At a time when too many market participants are seemingly terrified of hyperinflation (or at least if you attribute part of gold’s summer surge and recent record highs in Bitcoin to debasement concerns), there sure seems to be a lot of disinflation going around.
While it’s undoubtedly true that the pandemic was a supply shock and thus could add to inflationary pressures down the road, COVID-19 was first and foremost a demand shock of epic proportions. Just ask the oil industry. Or the services sector.
That means that whatever happens over the medium- to longer-term, we’re still not done working through the deflationary effects. Given that, it should come as no surprise that consumer prices dropped again in Europe last month. CPI was -0.3% on the flash read, more sluggish than the expected -0.2%.
So, that’s four straight months of negative prints on the headline gauge. Core remained stuck at a record low of 0.2% last month.
To be sure, this was expected. ECB officials have said that inflation is likely to remain negative for at least a few more months, as the oil price shock and tax cuts work their way through.
Still, new lockdown measures instituted last month across Europe’s largest economies imperil the outlook further. In Germany, for example, CPI slipped at the swiftest pace in more than 10 years.
This will make it even more difficult for the ECB to hit its ever elusive target, which is now so far away that Christine Lagarde can’t even see it through the clouds (but you can see it on the red line in the figures above).
The ECB will almost surely top up its pandemic emergency QE program this month, bringing the facility’s firepower to nearly €1.9 trillion.
Some might be inclined to call that an example of “Einstein insanity” — that is, doing the same thing over and over again and expecting different results. Asset purchases and negative rates have failed to bring inflation sustainably to target in the post-financial crisis era, so why should they work any better in that regard now?
I’d note two things. First, Einstein never actually said that about insanity. Second, and more germane, if it’s insane for central banks to keep buying assets and cutting rates with the expectation that inflation will eventually rise even though that’s never worked before, what does that say about all the pundits who insist that “money printing” will eventually lead to hyperinflation? They must be insane squared.
Given that stock markets have a an essentially infinite capacity for capital absorption and that financial elites have an essentially infinite capacity for saving, what is supposed to stimulate hyperinflation? Us rank-and-file types certainly can’t be accused of possessing too much money and chasing too few goods.
I said the same thing but yours is the better/snappier expression… 🙂
Bingo! Maybe if wages were tied to stock prices/dividends it might work but all I’ve seen post GFC is get more done with less people, less raises, less promotions. Almost all the consumption demand is at the bottom 90% of the population and all the new money creation is going to the top 10% and primarily the top 1%.

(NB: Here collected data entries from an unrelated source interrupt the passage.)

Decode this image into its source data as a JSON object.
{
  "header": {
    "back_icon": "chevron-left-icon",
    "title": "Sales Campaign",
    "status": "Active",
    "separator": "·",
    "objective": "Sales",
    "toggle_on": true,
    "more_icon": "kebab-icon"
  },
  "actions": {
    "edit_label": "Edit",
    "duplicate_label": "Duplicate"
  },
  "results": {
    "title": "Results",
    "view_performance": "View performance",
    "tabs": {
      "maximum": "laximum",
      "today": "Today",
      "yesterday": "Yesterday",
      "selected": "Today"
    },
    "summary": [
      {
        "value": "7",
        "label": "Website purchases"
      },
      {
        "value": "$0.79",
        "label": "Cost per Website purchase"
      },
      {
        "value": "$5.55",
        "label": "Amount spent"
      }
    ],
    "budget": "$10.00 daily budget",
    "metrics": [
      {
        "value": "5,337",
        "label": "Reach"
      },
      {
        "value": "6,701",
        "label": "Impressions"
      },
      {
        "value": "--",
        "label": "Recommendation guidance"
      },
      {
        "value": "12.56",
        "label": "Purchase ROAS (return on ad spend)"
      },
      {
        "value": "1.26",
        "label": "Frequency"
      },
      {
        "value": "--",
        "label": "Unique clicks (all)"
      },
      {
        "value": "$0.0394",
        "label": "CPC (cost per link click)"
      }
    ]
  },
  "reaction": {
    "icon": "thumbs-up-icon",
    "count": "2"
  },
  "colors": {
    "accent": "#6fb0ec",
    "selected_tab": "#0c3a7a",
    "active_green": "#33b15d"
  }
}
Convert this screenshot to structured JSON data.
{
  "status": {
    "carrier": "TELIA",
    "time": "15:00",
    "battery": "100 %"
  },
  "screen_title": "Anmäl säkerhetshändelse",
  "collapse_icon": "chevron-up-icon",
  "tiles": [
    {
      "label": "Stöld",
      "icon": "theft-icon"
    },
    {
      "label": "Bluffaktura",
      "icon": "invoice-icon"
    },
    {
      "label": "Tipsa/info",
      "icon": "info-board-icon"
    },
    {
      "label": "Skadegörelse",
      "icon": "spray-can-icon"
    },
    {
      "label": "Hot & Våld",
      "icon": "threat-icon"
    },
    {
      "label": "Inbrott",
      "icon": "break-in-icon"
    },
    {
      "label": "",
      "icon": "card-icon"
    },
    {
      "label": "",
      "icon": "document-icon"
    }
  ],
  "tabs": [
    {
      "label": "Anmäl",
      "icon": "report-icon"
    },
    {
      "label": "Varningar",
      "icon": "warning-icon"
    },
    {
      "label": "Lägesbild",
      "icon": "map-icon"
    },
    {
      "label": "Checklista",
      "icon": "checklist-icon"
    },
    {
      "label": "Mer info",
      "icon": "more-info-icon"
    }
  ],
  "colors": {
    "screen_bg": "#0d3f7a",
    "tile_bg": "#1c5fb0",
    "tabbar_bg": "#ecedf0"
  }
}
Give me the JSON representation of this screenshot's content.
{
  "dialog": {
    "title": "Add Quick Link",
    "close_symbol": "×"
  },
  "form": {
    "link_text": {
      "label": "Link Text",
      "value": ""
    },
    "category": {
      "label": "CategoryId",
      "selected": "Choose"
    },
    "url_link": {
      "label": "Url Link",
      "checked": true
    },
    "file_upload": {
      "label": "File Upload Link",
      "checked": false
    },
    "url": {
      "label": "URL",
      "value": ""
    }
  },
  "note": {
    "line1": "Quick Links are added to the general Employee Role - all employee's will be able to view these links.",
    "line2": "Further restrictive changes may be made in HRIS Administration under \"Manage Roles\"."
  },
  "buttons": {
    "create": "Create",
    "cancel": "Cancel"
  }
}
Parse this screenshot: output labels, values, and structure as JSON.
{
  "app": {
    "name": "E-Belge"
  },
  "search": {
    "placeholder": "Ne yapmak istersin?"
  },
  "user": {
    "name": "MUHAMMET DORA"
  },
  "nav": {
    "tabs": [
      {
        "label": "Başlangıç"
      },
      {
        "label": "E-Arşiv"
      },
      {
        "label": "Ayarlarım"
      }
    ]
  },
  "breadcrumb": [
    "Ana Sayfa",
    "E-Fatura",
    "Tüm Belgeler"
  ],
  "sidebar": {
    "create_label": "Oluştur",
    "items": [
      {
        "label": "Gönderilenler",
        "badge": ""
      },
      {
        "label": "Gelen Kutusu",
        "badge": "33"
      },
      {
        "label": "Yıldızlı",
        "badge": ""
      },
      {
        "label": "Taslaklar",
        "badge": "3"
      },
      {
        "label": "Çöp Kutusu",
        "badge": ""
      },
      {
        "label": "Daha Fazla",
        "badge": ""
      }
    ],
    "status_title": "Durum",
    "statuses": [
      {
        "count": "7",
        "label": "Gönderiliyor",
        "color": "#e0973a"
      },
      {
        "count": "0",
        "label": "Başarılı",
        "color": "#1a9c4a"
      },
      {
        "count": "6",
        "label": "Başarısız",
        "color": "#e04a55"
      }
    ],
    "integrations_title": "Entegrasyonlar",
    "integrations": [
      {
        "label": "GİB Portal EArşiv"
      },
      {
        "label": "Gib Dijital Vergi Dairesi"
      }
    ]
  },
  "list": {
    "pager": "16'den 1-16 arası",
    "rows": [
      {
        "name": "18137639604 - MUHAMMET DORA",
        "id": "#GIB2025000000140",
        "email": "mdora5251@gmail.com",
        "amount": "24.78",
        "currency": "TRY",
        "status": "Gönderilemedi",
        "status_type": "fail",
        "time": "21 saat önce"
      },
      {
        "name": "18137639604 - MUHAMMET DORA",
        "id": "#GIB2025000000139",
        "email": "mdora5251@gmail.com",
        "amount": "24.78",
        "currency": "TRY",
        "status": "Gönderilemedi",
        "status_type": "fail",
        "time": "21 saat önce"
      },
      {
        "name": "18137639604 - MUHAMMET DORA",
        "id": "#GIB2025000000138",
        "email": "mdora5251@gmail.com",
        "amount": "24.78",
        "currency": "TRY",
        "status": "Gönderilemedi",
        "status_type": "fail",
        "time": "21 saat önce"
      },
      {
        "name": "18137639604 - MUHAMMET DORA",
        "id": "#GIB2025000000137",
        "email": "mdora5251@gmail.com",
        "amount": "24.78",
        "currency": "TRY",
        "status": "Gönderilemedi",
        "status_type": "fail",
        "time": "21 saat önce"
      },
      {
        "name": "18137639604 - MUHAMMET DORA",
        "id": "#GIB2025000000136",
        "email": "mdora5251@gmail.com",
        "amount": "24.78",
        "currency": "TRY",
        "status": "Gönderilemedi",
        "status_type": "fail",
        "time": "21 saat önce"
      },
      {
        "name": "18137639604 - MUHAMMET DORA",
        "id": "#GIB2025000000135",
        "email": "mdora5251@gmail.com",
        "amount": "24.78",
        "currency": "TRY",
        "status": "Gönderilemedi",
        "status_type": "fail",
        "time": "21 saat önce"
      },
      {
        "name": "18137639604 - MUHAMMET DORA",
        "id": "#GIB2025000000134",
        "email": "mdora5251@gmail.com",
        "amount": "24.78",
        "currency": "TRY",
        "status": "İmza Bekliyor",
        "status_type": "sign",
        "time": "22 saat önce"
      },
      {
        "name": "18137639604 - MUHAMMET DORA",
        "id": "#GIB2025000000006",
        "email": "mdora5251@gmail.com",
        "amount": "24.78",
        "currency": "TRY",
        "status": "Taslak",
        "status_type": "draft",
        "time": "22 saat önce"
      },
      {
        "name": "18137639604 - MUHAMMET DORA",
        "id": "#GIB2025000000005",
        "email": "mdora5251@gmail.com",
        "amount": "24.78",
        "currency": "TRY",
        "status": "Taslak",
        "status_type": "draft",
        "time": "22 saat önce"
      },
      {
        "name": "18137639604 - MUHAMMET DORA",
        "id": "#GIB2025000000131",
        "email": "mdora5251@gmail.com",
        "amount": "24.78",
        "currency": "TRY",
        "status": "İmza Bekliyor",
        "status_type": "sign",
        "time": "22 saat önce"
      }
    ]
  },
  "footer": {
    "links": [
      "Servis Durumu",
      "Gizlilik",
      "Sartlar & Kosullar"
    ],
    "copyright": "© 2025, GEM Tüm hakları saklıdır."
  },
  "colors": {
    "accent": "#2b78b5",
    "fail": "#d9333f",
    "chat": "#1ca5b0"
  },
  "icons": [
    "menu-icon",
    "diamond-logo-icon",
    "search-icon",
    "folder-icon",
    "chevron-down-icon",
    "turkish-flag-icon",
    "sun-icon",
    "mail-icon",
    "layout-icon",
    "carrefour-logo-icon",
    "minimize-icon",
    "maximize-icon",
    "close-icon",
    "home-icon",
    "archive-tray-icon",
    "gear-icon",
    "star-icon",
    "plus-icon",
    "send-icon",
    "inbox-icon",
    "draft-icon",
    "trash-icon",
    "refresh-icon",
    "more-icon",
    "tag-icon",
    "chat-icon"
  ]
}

They are equally insane inasmuch as we know why these policies will NOT bring about inflation. B/C the money isn’t being funnelled to The People.
But, if they were to really drop money from helicopters onto the masses, the only thing that would maybe prevent inflation is the degree of openness of a given economy i.e. how much initial spending goes straight out of the country. But even within very open economies, I wouldn’t bet on that being enough to stop inflation from rising.
Maybe not to hyperinflation levels but at least to 2%… 🙂
Point taken. In a country with out characteristics, a share of the money would end up flowing south into the hands of Mexican drug cartels. Through the laundering of the funds that I presume has been happening for decades now, it would end up back in Wall Street banks. The application of the funds would go into businesses but also into financial assets.
I’m being silly. But, there is a percentage of Main Street targeted money that would escape Main Street and go into illicit channels. What, eight to 12% maybe?
I mean you would have to drop enough to cover the debts/savings demand before it would make much of an impact. That means you could drop like a couple trillion on the general populous before they would do anything but hand it back to banks.
A casual observation of Americana leads me to believe you guys aren’t into savings… If money is dropped on you, a goodly chunk will be spent on goods and services, not neutralized in a saving account…
Money printing will generate inflation given normal or the right circumstances. In the face of a demand shock, zero interest rate bound/liquidity trap, that is not the case presently. It is bizarre that there are some that will parrot the line about inflation whenever central banks ease in the face of dire circumstances. It will take years and probably some real demographic and political changes for money printing to generate significant inflation down the road.
And the real question is, how much money would you have to print and put in Warren Buffett’s bank account before the average McDonald’s employee flipping burgers gets a dollar raise? I am not sure that amount is in the realm of conception. A Trillion? A Quadrillion? A Googolplex?
We’re also seeing deflation throughout Asia right now, and not just in Japan. Even in China, y/y CPI has fallen to 0.5% while PPI is still in deeply negative y/y territory.
I think part of the reason politics in Europe and the United States are so healthy right now is because people are so contented by all of their enhanced purchasing power. Wages don’t even need to rise because consumer prices keep falling, which is why savings rates are through the roof and households carry so little debt.
It can’t be as simple as supply-demand?? A huge over-supply and dwindling demand = deflation.